A few approaches have been proposed for updating exact PageRank scores on dynamic graphs. Zhang [25] presents a simple incremental Pagerank computation system for dynamic graphs on hybrid CPU and GPU platforms that incorporates the Update-GatherApply-Scatter (UGAS) computation model. A common approach used for Dynamic PageRank algorithm, given a small change to the input graph, is to find the affected region in the preprocessing step with Breadth-First Search (BFS) or Depth-First Search (DFS) traversal from the vertices connecting the edges that were inserted or deleted, and computing PageRanks only for that region [7, 12, 13, 22]. This approach was originally proposed by Desikan et al. [7]. Kim and Choi [13] use this approach with an asynchronous implementation of PageRank. Giri et al. [12] use this approach with collaborative executions on muti-core CPUs and massively parallel GPUs. Sahu et al. [22] use this approach on a Strongly Connected Component (SCC) based decomposition of the graph to limit the computation to SCCs that are reachable from updated vertices, on multi-core CPUs and GPUs (separately). Ohsaka et al. [18] propose an approach for locally updating PageRank using the Gauss-Southwell method, where the vertex with the greatest residual is updated first — however, their algorithm is inherently sequential.

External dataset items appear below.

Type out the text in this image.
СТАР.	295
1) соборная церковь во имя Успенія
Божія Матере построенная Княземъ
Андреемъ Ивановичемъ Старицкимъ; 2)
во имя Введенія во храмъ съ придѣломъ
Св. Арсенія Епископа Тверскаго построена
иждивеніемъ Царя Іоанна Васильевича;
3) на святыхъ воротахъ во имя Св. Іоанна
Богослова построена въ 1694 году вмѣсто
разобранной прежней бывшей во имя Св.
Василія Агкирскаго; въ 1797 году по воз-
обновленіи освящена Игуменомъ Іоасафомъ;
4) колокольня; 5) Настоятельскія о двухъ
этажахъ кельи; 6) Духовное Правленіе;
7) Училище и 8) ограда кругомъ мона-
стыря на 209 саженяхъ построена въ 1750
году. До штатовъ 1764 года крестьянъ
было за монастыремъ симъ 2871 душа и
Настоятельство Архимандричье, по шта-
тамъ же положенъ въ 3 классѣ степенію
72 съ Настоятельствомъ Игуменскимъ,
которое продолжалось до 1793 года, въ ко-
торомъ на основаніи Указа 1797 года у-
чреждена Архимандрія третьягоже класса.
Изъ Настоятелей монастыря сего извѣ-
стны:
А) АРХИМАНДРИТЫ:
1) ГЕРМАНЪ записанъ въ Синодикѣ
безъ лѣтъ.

Further, Bahmani et al. [3] propose an algorithm to selectively crawl a small portion of the web to provide an estimate of true PageRank of the graph at that moment, while Berberich et al. [4] present a method to compute normalized PageRank scores that are robust to non-local changes in the graph. Their approaches are orthogonal to our Dynamic Frontier approach which focuses on the computation of the PageRank vector itself, not on the process of crawling the web or maintaining normalized scores.